Enfin, « l’architecture météorologique » conçue par Philippe Rahm, en opposition avec l’architecture du béton et du cloisonnement, est une des applications concrètes du penser météore. C’est « l’architecture comme dispersion des bordures, vaporisation des structures, évaporation des limites ».

Penser météore n’est pas sans risque. C’est accepter l’aléa, la non-maîtrise de la nature, les limites de la technique. Frankenstein, sublime roman météorologique conçu lors de l’année sans été (1816) qui suivit l’éruption du volcan Tambora, nous met en garde contre un risque autrement inquiétant : jouer avec le feu libère des forces hors de notre contrôle.

 

Bibliographie

Yves Bonnefoy, L’Arrière-pays, (1972), Paris, Gallimard, 2003, Poésie/Gallimard, 2015.

Patrick Boucheron, L’Entretemps. Conversations sur l’histoire, Verdier, 2012.

Thierry Belleguic et Anouchka Vasak (dir.), Ordre et désordre du monde. Enquête sur les météores, de la Renaissance à l’âge moderne, Paris, Hermann, 2013.

Emanuele Coccia, La Vie des plantes. Une métaphysique du mélange, Paris, éditions Payot et Rivages, 2016.

Communications, n° 95, « Les incertitudes », numéro dirigé par Alfredo Pena-Vega, Seuil, 2014.
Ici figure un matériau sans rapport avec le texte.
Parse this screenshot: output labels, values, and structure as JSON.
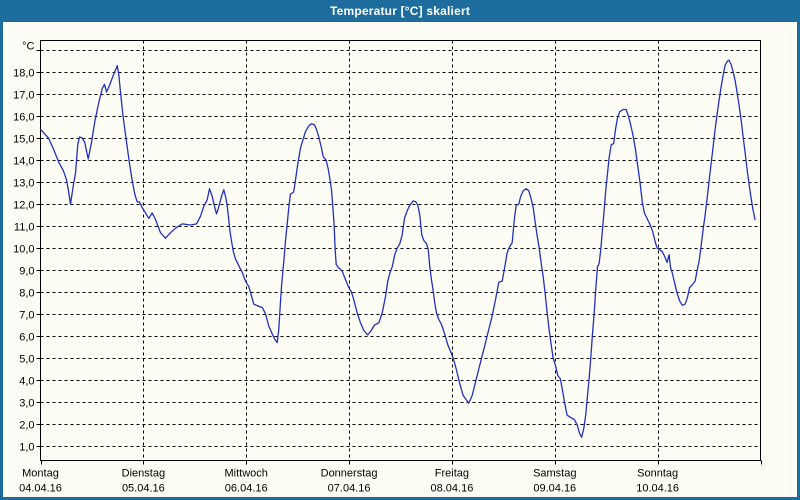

Communications n° 101, « Le temps qu’il fait », numéro dirigé par M. de la Soudière, M. Tabeaud, A. Vasak, Seuil, 2017.

Hubert Damisch, Théorie du nuage. Pour une histoire de la peinture, Paris, éditions du Seuil, 1972.

« Arlette Farge, historienne du sensible » (entretien), Écrire l’histoire, n° 1, 2008.
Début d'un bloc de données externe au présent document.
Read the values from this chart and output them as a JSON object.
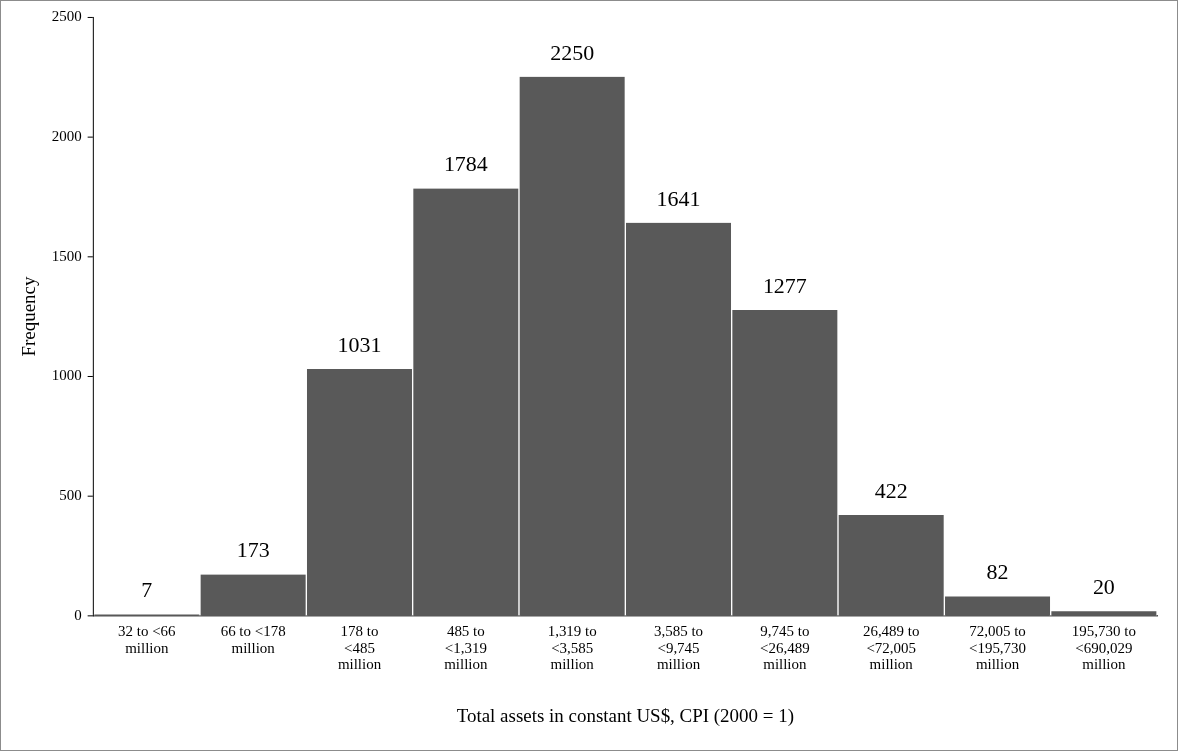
{
  "chart_data": {
    "type": "bar",
    "xlabel": "Total assets in constant US$, CPI (2000 = 1)",
    "ylabel": "Frequency",
    "categories": [
      "32 to <66 million",
      "66 to <178 million",
      "178 to <485 million",
      "485 to <1,319 million",
      "1,319 to <3,585 million",
      "3,585 to <9,745 million",
      "9,745 to <26,489 million",
      "26,489 to <72,005 million",
      "72,005 to <195,730 million",
      "195,730 to <690,029 million"
    ],
    "values": [
      7,
      173,
      1031,
      1784,
      2250,
      1641,
      1277,
      422,
      82,
      20
    ],
    "color": "#595959",
    "ylim": [
      0,
      2500
    ],
    "yticks": [
      0,
      500,
      1000,
      1500,
      2000,
      2500
    ],
    "data_labels": true,
    "grid": false,
    "legend": false
  }
}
Philippe Rahm, Architecture météorologique, Crossborders, 2009.

Olivier Ritz, Les Métaphores naturelles dans le débat sur la Révolution, Paris, Classiques Garnier, 2016.
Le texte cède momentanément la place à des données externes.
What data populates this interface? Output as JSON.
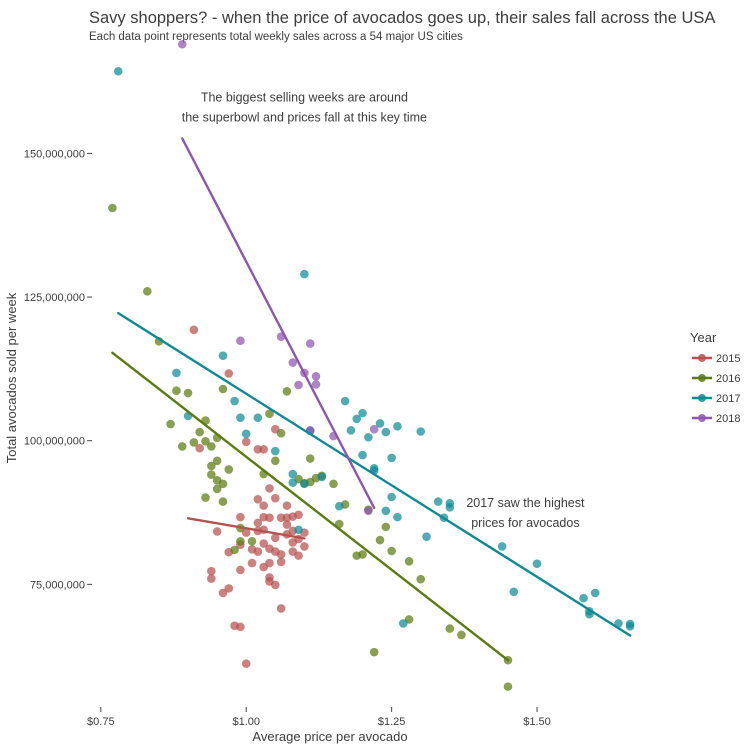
{
  "chart_data": {
    "type": "scatter",
    "title": "Savy shoppers? - when the price of avocados goes up, their sales fall across the USA",
    "subtitle": "Each data point represents total weekly sales across a 54 major US cities",
    "xlabel": "Average price per avocado",
    "ylabel": "Total avocados sold per week",
    "xlim": [
      0.74,
      1.72
    ],
    "ylim": [
      54000000,
      168000000
    ],
    "x_ticks": [
      0.75,
      1.0,
      1.25,
      1.5
    ],
    "x_tick_labels": [
      "$0.75",
      "$1.00",
      "$1.25",
      "$1.50"
    ],
    "y_ticks": [
      75000000,
      100000000,
      125000000,
      150000000
    ],
    "y_tick_labels": [
      "75,000,000",
      "100,000,000",
      "125,000,000",
      "150,000,000"
    ],
    "grid": false,
    "legend": {
      "title": "Year",
      "position": "right",
      "entries": [
        "2015",
        "2016",
        "2017",
        "2018"
      ]
    },
    "annotations": [
      {
        "id": "superbowl",
        "lines": [
          "The biggest selling weeks are around",
          "the superbowl and prices fall at this key time"
        ],
        "x": 1.1,
        "y": 159000000
      },
      {
        "id": "highest-prices",
        "lines": [
          "2017 saw the highest",
          "prices for avocados"
        ],
        "x": 1.48,
        "y": 88500000
      }
    ],
    "series": [
      {
        "name": "2015",
        "color": "#B5514E",
        "fit": {
          "x": [
            0.9,
            1.1
          ],
          "y": [
            86500000,
            83000000
          ]
        },
        "points": [
          [
            0.91,
            119300000
          ],
          [
            0.94,
            77300000
          ],
          [
            0.94,
            76000000
          ],
          [
            0.96,
            73500000
          ],
          [
            0.97,
            74300000
          ],
          [
            0.97,
            111700000
          ],
          [
            0.98,
            67800000
          ],
          [
            0.99,
            67600000
          ],
          [
            0.99,
            77500000
          ],
          [
            0.99,
            81900000
          ],
          [
            0.99,
            86700000
          ],
          [
            1.0,
            61200000
          ],
          [
            1.0,
            84000000
          ],
          [
            1.0,
            99800000
          ],
          [
            1.01,
            78700000
          ],
          [
            1.02,
            80700000
          ],
          [
            1.02,
            84300000
          ],
          [
            1.02,
            85700000
          ],
          [
            1.02,
            89800000
          ],
          [
            1.02,
            98500000
          ],
          [
            1.03,
            78000000
          ],
          [
            1.03,
            82100000
          ],
          [
            1.03,
            84500000
          ],
          [
            1.03,
            86700000
          ],
          [
            1.03,
            88700000
          ],
          [
            1.03,
            98500000
          ],
          [
            1.04,
            75500000
          ],
          [
            1.04,
            76200000
          ],
          [
            1.04,
            78700000
          ],
          [
            1.04,
            81200000
          ],
          [
            1.04,
            86600000
          ],
          [
            1.04,
            91700000
          ],
          [
            1.05,
            74900000
          ],
          [
            1.05,
            80700000
          ],
          [
            1.05,
            83100000
          ],
          [
            1.05,
            90000000
          ],
          [
            1.05,
            102000000
          ],
          [
            1.06,
            70800000
          ],
          [
            1.06,
            78900000
          ],
          [
            1.06,
            80200000
          ],
          [
            1.06,
            86600000
          ],
          [
            1.07,
            83700000
          ],
          [
            1.07,
            86600000
          ],
          [
            1.07,
            88700000
          ],
          [
            1.08,
            80700000
          ],
          [
            1.08,
            82300000
          ],
          [
            1.08,
            84300000
          ],
          [
            1.08,
            86800000
          ],
          [
            1.09,
            80000000
          ],
          [
            1.09,
            82900000
          ],
          [
            1.09,
            87100000
          ],
          [
            1.1,
            81600000
          ],
          [
            1.1,
            84000000
          ],
          [
            0.92,
            98700000
          ],
          [
            0.95,
            84200000
          ],
          [
            0.97,
            80600000
          ],
          [
            1.01,
            81100000
          ],
          [
            1.07,
            85400000
          ]
        ]
      },
      {
        "name": "2016",
        "color": "#5B7A0F",
        "fit": {
          "x": [
            0.77,
            1.45
          ],
          "y": [
            115300000,
            61800000
          ]
        },
        "points": [
          [
            0.77,
            140500000
          ],
          [
            0.83,
            126000000
          ],
          [
            0.85,
            117300000
          ],
          [
            0.87,
            102900000
          ],
          [
            0.88,
            108700000
          ],
          [
            0.89,
            99000000
          ],
          [
            0.9,
            108300000
          ],
          [
            0.91,
            99700000
          ],
          [
            0.92,
            101500000
          ],
          [
            0.93,
            99900000
          ],
          [
            0.93,
            103500000
          ],
          [
            0.94,
            99000000
          ],
          [
            0.94,
            95600000
          ],
          [
            0.94,
            94100000
          ],
          [
            0.95,
            96500000
          ],
          [
            0.95,
            93100000
          ],
          [
            0.95,
            91600000
          ],
          [
            0.95,
            100500000
          ],
          [
            0.96,
            89400000
          ],
          [
            0.96,
            92500000
          ],
          [
            0.97,
            95000000
          ],
          [
            0.98,
            81000000
          ],
          [
            0.99,
            84800000
          ],
          [
            0.99,
            82500000
          ],
          [
            1.01,
            82500000
          ],
          [
            1.03,
            94200000
          ],
          [
            1.04,
            104700000
          ],
          [
            1.05,
            96500000
          ],
          [
            1.06,
            101300000
          ],
          [
            1.07,
            108600000
          ],
          [
            1.09,
            93300000
          ],
          [
            1.1,
            92600000
          ],
          [
            1.11,
            96900000
          ],
          [
            1.11,
            92800000
          ],
          [
            1.12,
            93500000
          ],
          [
            1.13,
            93900000
          ],
          [
            1.15,
            92500000
          ],
          [
            1.16,
            85500000
          ],
          [
            1.17,
            88900000
          ],
          [
            1.19,
            80000000
          ],
          [
            1.2,
            80200000
          ],
          [
            1.21,
            88000000
          ],
          [
            1.22,
            63200000
          ],
          [
            1.23,
            82700000
          ],
          [
            1.24,
            85000000
          ],
          [
            1.25,
            80800000
          ],
          [
            1.28,
            79000000
          ],
          [
            1.28,
            68900000
          ],
          [
            1.3,
            75900000
          ],
          [
            1.35,
            67300000
          ],
          [
            1.37,
            66200000
          ],
          [
            1.45,
            61800000
          ],
          [
            1.45,
            57200000
          ],
          [
            0.96,
            109000000
          ],
          [
            0.93,
            90100000
          ]
        ]
      },
      {
        "name": "2017",
        "color": "#0E8A95",
        "fit": {
          "x": [
            0.78,
            1.66
          ],
          "y": [
            122200000,
            66100000
          ]
        },
        "points": [
          [
            0.78,
            164300000
          ],
          [
            0.88,
            111800000
          ],
          [
            0.9,
            104300000
          ],
          [
            0.96,
            114800000
          ],
          [
            0.98,
            106900000
          ],
          [
            0.99,
            104000000
          ],
          [
            1.0,
            101200000
          ],
          [
            1.02,
            104000000
          ],
          [
            1.05,
            98200000
          ],
          [
            1.08,
            92700000
          ],
          [
            1.1,
            129000000
          ],
          [
            1.1,
            92500000
          ],
          [
            1.11,
            101700000
          ],
          [
            1.13,
            93700000
          ],
          [
            1.16,
            88600000
          ],
          [
            1.17,
            106900000
          ],
          [
            1.18,
            101800000
          ],
          [
            1.19,
            103800000
          ],
          [
            1.2,
            97500000
          ],
          [
            1.2,
            104800000
          ],
          [
            1.21,
            100600000
          ],
          [
            1.22,
            95200000
          ],
          [
            1.22,
            94800000
          ],
          [
            1.23,
            103000000
          ],
          [
            1.24,
            101500000
          ],
          [
            1.24,
            87800000
          ],
          [
            1.25,
            90200000
          ],
          [
            1.25,
            97000000
          ],
          [
            1.26,
            102500000
          ],
          [
            1.26,
            86700000
          ],
          [
            1.27,
            68200000
          ],
          [
            1.3,
            101600000
          ],
          [
            1.31,
            83300000
          ],
          [
            1.33,
            89400000
          ],
          [
            1.34,
            86600000
          ],
          [
            1.35,
            88400000
          ],
          [
            1.35,
            89100000
          ],
          [
            1.44,
            81600000
          ],
          [
            1.46,
            73700000
          ],
          [
            1.5,
            78600000
          ],
          [
            1.58,
            72600000
          ],
          [
            1.59,
            69800000
          ],
          [
            1.59,
            70300000
          ],
          [
            1.6,
            73500000
          ],
          [
            1.64,
            68200000
          ],
          [
            1.66,
            68100000
          ],
          [
            1.66,
            67700000
          ],
          [
            1.09,
            84500000
          ],
          [
            1.08,
            94200000
          ]
        ]
      },
      {
        "name": "2018",
        "color": "#8E56B0",
        "fit": {
          "x": [
            0.89,
            1.22
          ],
          "y": [
            152600000,
            88300000
          ]
        },
        "points": [
          [
            0.89,
            169000000
          ],
          [
            0.99,
            117400000
          ],
          [
            1.06,
            118100000
          ],
          [
            1.08,
            113600000
          ],
          [
            1.09,
            109700000
          ],
          [
            1.1,
            111800000
          ],
          [
            1.11,
            116900000
          ],
          [
            1.12,
            111200000
          ],
          [
            1.12,
            109800000
          ],
          [
            1.11,
            101800000
          ],
          [
            1.15,
            100800000
          ],
          [
            1.22,
            102000000
          ],
          [
            1.21,
            87800000
          ]
        ]
      }
    ]
  }
}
Michel Serres, Le Passage du Nord-Ouest. Hermès V, Paris, Minuit, 1980.

Martin de la Soudière et Nicole Phelouzat, « Quel temps fait-il ? La météo aujourd’hui : une passion et un souci », in Alain Corbin (dir.), La Pluie, le soleil et le vent. Une histoire de la sensibilité au temps qu’il fait, Paris, Aubier Flammarion.

Peter Sloterdijk, Écumes. Sphères III (2003), Paris, Pluriel, 2013.